Judging by some of the conversations on expat ‘gosh aren’t I clever for living in France’ websites I could get the impression that I live in the only part of the country which has actually discovered retail. I’m not sure what everyone else out there is doing – trading chickens and cheese for wool which they then turn into humble homespun garments, presumably. That sort of palaver is probably very authentic and I’ve no doubt it nets you bags of Sunday supplement lifestyle points, but personally I really can’t be bothered, so I usually just go to shops.
Not that I enter such temples of Mammon very often, mind you, never really having got to grips with the idea that shopping is some kind of leisure activity rather than just a way of acquiring stuff you need. If you want to wander round a place looking at the objects contained therein and saying ‘ooh look at that’, wouldn’t a museum be a better bet? The building itself is likely to be more impressive, the objects are probably genuinely interesting and with any luck there should be a nice garden with ducks.
Seriously, the Chatêau de Vizille is going to make for a much more enjoyable Saturday afternoon than Carrefour. And they’re both a better bet than sitting at home surfing the web looking for UK retailers willing to charge you an arm and a leg to send you stuff which was probably made in China anyway.
Brits with a France habit used to spend weeks after they came back from their Dordogne gîtes droning on at anyone willing to listen about how marvellous French supermarkets were and how you could buy absolutely everything in them. As if most of these people didn’t already have pretty much absolutely everything anyway. They’ve stopped doing it recently, I’ve noticed, possibly because the only shop in the UK these days is Tesco, so obviously you can now get everything there, if only because otherwise you wouldn’t be able to get it at all.

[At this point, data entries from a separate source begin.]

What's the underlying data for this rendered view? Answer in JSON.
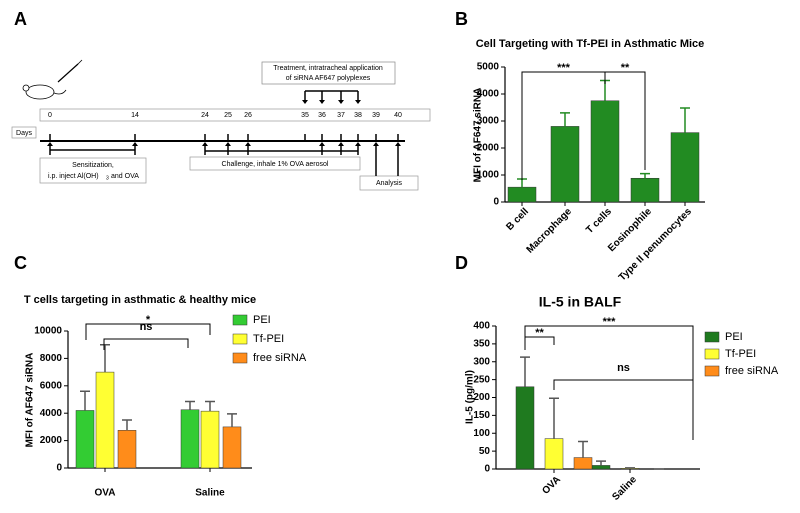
{
  "panel_letters": [
    "A",
    "B",
    "C",
    "D"
  ],
  "timeline": {
    "treatment": [
      "Treatment, intratracheal application",
      "of siRNA AF647 polyplexes"
    ],
    "days_label": "Days",
    "days": [
      0,
      14,
      24,
      25,
      26,
      35,
      36,
      37,
      38,
      39,
      40
    ],
    "sensitization": [
      "Sensitization,",
      "i.p. inject Al(OH)",
      "3",
      "and OVA"
    ],
    "challenge": "Challenge, inhale 1% OVA aerosol",
    "analysis": "Analysis"
  },
  "chart_data": [
    {
      "type": "bar",
      "title": "Cell Targeting with Tf-PEI in Asthmatic Mice",
      "ylabel": "MFI of AF647 siRNA",
      "categories": [
        "B cell",
        "Macrophage",
        "T cells",
        "Eosinophile",
        "Type II penumocytes"
      ],
      "values": [
        550,
        2800,
        3750,
        880,
        2570
      ],
      "errors": [
        300,
        500,
        750,
        170,
        910
      ],
      "color": "#228b22",
      "ylim": [
        0,
        5000
      ],
      "yticks": [
        0,
        1000,
        2000,
        3000,
        4000,
        5000
      ],
      "annotations": [
        "***",
        "**"
      ]
    },
    {
      "type": "grouped-bar",
      "title": "T cells targeting in asthmatic & healthy mice",
      "ylabel": "MFI of AF647 siRNA",
      "categories": [
        "OVA",
        "Saline"
      ],
      "series": [
        {
          "name": "PEI",
          "color": "#33cc33",
          "values": [
            4200,
            4250
          ],
          "errors": [
            1400,
            600
          ]
        },
        {
          "name": "Tf-PEI",
          "color": "#ffff33",
          "values": [
            7000,
            4150
          ],
          "errors": [
            2000,
            700
          ]
        },
        {
          "name": "free siRNA",
          "color": "#ff8c1a",
          "values": [
            2750,
            3000
          ],
          "errors": [
            750,
            950
          ]
        }
      ],
      "ylim": [
        0,
        10000
      ],
      "yticks": [
        0,
        2000,
        4000,
        6000,
        8000,
        10000
      ],
      "annotations": [
        "*",
        "ns"
      ]
    },
    {
      "type": "grouped-bar",
      "title": "IL-5 in BALF",
      "ylabel": "IL-5 (pg/ml)",
      "categories": [
        "OVA",
        "Saline"
      ],
      "series": [
        {
          "name": "PEI",
          "color": "#1f7a1f",
          "values": [
            230,
            10
          ],
          "errors": [
            83,
            12
          ]
        },
        {
          "name": "Tf-PEI",
          "color": "#ffff33",
          "values": [
            85,
            2
          ],
          "errors": [
            113,
            1
          ]
        },
        {
          "name": "free siRNA",
          "color": "#ff8c1a",
          "values": [
            32,
            0
          ],
          "errors": [
            45,
            0
          ]
        }
      ],
      "ylim": [
        0,
        400
      ],
      "yticks": [
        0,
        50,
        100,
        150,
        200,
        250,
        300,
        350,
        400
      ],
      "annotations": [
        "***",
        "**",
        "ns"
      ]
    }
  ]
}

It’s an odd phenomenon, though, that people who have finally sacked Blighty off altogether and gone to live in that Dordogne gîte suddenly cease to rave about France and take to moaning about all the things they can’t buy, swapping lists of overpriced English grocery stores and importing industrial quantities of curry sauce. You can make curry, you know – Indians do it all the time. Mind you, it’s true that buying women’s clothes can be a bit of a project if you aren’t stick thin with as much bosom as Twiggy. I might have had a problem myself if it wasn’t for the fact that my sartorial development never got past the hoody-and-jeans with boots stage.
For me though, the main problem with shopping in France is the same one I have with shopping everywhere else. It requires me to go into shops. Shops, what’s more, in either an urban environment or one of those futuristic indoor places with 50 football pitches worth of multi storey car park, three branches of McDonalds and that piped music which makes you want to kill someone after you’ve been there for five minutes. I don’t know why I bother in the first place, because I never get the time to buy anything before I have to go home and lie down in a darkened room.
In fact, if it weren’t for the internet I’d probably be walking around all year in board boots and ski gear, since you don’t have to go near any sort of metropolis for those. As it is I manage to look more or less appropriate for most of the time mainly courtesy of eBay. Not through lack of choice, you understand, but because I am a pikey with skewed spending priorities and an expensive books-and-ski-gear habit.